Segundo a coordenadora executiva do Criança e Direitos, Marcia Oliveira, o seminário teve a participação de mais de 130 profissionais, de 25 cidades mineiras, incluindo vice-prefeitos, secretários estaduais e municipais, parlamentares, gestores públicos, representantes de órgãos como o Tribunal de Contas e profissionais da sociedade civil. Para Marcia, o ponto mais marcante do encontro foi a potência e o compromisso desses profissionais de construir ou implementar os planos de seus municípios e de contribuir para as políticas de proteção às crianças.
“Acredito que as metas do projeto, com a realização do diagnóstico e do seminário, tenham sido alcançadas. Nos foi pedido acesso aos dados levantados, que agora vão contribuir para os processos de elaboração do plano municipal de Belo Horizonte e do plano estadual de Minas Gerais. Outro aspecto fundamental, que foi muito discutido e trabalhado, é a importância da intersetorialidade nesses processos. Então, foi muito importante também poder contribuir para que estes vários órgãos e atores do sistema de garantia de direitos se aproximem, troquem conhecimentos e compreendam o papel de cada um deles e como podem fortalecer as atividades uns dos outros, com foco na proteção e promoção dos direitos da primeira infância”, comemora.
Marcia ressalta ainda o resultado da parceria com a Rede Primeira Infância de Minas Gerais para o sucesso do evento: “Foi uma participação fundamental. Uma colaboração que trouxe uma visão privilegiada da situação dos planos pela primeira infância no estado e das dificuldades encontradas pelos municípios.

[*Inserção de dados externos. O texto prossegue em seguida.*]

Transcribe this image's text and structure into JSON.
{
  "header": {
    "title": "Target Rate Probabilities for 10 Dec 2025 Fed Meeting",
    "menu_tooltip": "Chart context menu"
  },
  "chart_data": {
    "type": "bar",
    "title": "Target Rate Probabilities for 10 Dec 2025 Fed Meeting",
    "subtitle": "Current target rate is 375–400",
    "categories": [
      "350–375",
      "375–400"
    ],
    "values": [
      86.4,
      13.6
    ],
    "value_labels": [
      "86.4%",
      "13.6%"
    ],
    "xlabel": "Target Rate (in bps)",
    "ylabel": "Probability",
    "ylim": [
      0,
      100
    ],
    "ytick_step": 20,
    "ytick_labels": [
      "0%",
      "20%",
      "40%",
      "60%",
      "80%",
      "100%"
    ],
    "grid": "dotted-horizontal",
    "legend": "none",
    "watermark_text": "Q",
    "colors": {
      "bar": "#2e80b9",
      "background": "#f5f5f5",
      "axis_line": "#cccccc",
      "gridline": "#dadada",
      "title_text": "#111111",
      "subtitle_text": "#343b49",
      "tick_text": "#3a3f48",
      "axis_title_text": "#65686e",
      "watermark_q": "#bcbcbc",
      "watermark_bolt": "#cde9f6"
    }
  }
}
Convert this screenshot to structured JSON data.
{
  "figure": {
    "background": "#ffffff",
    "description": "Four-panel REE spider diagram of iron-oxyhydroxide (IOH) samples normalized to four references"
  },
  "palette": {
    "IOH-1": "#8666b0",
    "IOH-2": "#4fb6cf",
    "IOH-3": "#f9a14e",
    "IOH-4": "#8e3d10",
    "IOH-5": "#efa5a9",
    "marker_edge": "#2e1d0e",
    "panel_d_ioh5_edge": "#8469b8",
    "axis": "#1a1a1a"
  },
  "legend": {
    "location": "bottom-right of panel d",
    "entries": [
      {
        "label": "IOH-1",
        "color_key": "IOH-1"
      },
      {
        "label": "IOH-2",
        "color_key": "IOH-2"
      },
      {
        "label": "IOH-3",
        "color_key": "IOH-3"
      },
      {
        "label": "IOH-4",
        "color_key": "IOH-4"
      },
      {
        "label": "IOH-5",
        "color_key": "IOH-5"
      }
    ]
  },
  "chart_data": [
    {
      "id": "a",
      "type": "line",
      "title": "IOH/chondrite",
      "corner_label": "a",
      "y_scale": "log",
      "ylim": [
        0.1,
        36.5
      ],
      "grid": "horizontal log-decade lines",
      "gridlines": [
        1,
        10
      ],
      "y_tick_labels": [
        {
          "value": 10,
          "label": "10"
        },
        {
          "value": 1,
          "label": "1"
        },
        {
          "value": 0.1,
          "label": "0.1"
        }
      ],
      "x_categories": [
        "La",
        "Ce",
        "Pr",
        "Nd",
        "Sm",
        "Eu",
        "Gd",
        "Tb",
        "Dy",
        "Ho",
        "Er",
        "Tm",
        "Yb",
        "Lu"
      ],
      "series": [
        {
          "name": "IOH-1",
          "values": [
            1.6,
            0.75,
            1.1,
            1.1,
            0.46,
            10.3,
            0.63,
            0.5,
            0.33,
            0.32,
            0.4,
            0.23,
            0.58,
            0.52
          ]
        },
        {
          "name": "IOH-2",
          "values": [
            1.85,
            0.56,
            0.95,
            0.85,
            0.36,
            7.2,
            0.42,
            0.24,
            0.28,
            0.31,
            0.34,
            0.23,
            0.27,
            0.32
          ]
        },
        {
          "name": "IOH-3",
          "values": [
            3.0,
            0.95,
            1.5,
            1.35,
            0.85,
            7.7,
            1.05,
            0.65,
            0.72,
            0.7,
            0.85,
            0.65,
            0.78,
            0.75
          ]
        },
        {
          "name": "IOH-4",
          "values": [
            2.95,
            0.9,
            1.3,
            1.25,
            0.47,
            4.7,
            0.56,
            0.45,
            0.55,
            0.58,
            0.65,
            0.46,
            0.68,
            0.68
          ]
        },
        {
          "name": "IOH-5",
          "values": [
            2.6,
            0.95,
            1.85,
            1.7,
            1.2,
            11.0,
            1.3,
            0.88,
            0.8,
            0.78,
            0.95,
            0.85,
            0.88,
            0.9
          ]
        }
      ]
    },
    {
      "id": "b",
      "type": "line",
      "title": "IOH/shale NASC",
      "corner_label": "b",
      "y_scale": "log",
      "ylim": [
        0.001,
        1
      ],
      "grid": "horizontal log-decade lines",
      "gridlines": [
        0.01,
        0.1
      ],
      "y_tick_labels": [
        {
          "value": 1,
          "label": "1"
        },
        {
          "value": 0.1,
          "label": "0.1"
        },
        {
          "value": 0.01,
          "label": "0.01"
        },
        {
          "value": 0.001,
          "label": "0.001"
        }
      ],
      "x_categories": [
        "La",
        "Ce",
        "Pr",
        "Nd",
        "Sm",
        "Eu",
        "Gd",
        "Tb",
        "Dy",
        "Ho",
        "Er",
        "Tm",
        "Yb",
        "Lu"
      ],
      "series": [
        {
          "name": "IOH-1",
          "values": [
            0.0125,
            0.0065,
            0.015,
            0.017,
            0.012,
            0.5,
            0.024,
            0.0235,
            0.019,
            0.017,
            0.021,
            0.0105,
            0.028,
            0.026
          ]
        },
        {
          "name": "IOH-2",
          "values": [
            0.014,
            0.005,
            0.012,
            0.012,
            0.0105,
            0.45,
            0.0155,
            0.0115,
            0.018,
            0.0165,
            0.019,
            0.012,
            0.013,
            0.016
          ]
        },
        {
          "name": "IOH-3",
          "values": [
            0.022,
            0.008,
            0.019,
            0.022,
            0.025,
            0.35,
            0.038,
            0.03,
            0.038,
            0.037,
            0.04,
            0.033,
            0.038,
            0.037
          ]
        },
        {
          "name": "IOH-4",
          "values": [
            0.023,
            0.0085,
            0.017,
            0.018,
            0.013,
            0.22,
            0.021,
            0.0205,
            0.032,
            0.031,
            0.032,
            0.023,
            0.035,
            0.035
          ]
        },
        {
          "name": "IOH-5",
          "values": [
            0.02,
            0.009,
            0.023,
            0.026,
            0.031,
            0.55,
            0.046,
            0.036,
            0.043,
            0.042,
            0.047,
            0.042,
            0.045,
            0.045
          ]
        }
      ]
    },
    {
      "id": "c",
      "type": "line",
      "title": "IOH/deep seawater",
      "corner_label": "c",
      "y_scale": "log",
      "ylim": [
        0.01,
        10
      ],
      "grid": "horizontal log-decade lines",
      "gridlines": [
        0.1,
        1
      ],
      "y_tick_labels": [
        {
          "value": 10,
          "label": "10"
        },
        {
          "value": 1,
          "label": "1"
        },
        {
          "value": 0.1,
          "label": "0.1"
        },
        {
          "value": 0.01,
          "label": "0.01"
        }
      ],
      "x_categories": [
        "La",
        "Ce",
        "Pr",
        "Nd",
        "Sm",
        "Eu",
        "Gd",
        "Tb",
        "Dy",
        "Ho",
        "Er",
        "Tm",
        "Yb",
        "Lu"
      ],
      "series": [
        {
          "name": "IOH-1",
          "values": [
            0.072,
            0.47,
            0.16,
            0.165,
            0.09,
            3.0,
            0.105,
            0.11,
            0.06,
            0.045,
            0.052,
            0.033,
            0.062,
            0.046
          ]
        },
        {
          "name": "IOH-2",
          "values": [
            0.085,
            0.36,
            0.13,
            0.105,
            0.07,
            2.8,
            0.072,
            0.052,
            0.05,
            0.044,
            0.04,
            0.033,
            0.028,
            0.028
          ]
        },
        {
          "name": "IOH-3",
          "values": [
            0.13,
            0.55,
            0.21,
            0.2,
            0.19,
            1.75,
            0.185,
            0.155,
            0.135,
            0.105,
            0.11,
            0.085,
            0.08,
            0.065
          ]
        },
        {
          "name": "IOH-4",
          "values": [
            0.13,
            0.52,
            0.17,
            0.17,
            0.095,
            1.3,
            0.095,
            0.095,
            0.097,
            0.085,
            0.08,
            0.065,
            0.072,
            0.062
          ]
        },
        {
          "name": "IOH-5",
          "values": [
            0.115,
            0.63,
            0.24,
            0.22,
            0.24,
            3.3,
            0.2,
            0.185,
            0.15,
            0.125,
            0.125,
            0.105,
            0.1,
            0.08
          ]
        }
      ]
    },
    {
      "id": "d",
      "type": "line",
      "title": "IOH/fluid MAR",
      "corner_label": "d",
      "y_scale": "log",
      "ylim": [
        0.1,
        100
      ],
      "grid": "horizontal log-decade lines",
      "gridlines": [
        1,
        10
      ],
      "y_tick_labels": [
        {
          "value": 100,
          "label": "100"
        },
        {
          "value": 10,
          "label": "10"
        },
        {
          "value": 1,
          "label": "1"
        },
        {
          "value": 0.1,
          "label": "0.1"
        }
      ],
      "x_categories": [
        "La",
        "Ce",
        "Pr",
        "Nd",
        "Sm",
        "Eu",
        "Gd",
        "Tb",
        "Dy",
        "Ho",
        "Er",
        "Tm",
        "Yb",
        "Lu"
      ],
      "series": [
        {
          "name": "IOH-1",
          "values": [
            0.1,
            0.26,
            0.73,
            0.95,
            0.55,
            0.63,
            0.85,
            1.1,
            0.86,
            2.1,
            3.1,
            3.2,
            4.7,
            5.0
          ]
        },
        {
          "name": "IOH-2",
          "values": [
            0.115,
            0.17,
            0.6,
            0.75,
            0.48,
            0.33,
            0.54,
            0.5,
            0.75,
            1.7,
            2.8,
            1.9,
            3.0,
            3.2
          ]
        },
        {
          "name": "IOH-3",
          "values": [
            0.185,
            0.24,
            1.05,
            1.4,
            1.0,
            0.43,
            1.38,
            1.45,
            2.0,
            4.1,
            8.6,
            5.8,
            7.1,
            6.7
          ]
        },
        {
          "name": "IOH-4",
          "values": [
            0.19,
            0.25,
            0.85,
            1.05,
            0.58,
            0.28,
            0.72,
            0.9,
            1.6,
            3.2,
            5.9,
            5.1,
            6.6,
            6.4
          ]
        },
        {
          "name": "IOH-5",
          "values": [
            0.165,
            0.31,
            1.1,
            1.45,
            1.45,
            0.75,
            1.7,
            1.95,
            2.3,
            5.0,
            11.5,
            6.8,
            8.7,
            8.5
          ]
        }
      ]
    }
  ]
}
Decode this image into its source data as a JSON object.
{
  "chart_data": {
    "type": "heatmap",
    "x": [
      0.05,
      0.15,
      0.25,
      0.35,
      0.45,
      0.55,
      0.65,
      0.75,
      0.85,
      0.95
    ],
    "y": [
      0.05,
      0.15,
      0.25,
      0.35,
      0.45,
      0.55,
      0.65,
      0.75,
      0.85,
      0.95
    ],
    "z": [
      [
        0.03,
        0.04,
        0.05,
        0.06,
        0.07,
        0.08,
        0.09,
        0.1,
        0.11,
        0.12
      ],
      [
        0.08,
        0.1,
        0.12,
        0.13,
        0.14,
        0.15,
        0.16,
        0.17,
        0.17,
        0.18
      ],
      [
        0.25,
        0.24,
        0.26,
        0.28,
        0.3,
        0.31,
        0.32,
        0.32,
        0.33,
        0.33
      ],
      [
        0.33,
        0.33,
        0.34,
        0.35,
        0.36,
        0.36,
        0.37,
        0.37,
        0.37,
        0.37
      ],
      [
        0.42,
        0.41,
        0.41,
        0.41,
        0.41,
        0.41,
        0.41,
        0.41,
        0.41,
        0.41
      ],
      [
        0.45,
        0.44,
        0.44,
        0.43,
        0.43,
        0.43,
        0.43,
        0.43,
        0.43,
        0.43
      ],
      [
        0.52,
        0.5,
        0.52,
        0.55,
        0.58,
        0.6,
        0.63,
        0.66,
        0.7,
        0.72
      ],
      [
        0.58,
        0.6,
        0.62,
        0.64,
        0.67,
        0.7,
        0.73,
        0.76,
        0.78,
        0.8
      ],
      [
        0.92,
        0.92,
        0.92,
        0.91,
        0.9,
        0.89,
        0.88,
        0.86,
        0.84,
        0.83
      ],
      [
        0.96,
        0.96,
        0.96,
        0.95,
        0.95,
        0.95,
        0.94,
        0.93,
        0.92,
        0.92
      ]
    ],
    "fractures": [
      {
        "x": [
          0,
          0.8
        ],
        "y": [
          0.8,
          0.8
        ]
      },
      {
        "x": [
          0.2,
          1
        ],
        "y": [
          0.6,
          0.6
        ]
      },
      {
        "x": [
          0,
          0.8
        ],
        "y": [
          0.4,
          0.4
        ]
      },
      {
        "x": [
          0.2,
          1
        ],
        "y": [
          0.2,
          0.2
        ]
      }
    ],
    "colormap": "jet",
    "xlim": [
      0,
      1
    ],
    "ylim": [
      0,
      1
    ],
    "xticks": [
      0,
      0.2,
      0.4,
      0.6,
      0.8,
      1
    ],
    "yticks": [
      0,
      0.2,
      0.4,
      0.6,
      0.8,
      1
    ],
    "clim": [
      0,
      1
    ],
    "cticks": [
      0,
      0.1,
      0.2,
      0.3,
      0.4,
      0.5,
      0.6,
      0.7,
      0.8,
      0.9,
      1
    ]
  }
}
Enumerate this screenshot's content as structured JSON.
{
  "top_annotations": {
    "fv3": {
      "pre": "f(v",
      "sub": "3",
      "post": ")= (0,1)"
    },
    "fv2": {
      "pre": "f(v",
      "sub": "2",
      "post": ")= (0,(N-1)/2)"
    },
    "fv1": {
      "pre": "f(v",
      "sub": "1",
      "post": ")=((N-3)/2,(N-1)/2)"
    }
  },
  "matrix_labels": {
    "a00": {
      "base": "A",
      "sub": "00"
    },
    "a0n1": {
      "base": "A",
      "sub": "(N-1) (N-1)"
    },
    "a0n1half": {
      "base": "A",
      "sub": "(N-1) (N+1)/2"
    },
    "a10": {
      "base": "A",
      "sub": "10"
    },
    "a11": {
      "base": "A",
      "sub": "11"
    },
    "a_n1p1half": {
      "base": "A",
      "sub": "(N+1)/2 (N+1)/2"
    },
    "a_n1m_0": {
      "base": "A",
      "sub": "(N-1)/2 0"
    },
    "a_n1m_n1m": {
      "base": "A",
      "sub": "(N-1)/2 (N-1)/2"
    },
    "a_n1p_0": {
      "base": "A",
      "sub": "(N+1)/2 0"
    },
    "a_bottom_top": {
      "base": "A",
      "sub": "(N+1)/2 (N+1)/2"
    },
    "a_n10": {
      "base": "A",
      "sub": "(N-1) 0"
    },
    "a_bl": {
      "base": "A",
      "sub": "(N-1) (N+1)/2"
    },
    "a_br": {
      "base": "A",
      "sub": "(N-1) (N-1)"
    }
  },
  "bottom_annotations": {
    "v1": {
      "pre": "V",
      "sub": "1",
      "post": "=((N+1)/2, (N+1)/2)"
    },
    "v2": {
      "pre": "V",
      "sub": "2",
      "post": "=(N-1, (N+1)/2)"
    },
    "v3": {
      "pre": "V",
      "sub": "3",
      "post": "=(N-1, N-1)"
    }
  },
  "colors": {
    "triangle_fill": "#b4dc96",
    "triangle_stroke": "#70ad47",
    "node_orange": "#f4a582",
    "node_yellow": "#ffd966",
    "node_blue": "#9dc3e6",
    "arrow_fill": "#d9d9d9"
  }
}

Além de ter contribuído para a identificação dos profissionais que seriam convidados para os painéis. Fez toda a diferença.”
Nas palavras da coordenadora da Rede Primeira Infância de Minas Gerais, Desirée Ruas, o encontro foi uma oportunidade de fortalecimento de rede e ampliação de conexões: “2023 e 2024 foram anos em que trabalhamos muito para passar de um número muito pequeno, de apenas dois planos municipais em Minas Gerais, para quase 70 planos. A gente vem caminhando para conseguir chegar aos 853 municípios. Esse evento fortalece a rede e as conexões entre diferentes atores, tanto para a prevenção de violências, quanto para trabalhar a construção e implementação dos planos municipais pela primeira infância.”
O Criança e Direitos tem como uma de suas metas a disseminação do Plano Nacional pela Primeira Infância nos quatro estados do sudeste brasileiro, contexto no qual se insere a realização do seminário. A ideia é abordar a importância dos planos pela primeira infância na perspectiva da prevenção, proteção e controle das violências. Para isso, foram realizados diagnósticos sobre os planos estaduais da Região Sudeste e sobre os planos municipais das capitais. E, a partir deste levantamento, vem sendo promovidas mobilizações locais com o objetivo de compartilhar os achados e verificar possibilidades de contribuir para a elaboração e implementação destes planos. O projeto ainda desenvolve ações de prevenção de violências a nível local, em três regiões da cidade do Rio de Janeiro; atende famílias com crianças de zero a seis anos; e promove campanha educativa em alusão aos 10 anos da Lei Menino Bernardo, em âmbito nacional.
O encontro de Minas Gerais foi o terceiro encontro realizado pelo projeto, depois de uma oficina no Rio de Janeiro, em dezembro de 2024, e de um seminário em São Paulo, em fevereiro. O último evento da série fecha as apresentações dos diagnósticos da região sudeste no Espírito Santo, em 20 e 21 de março.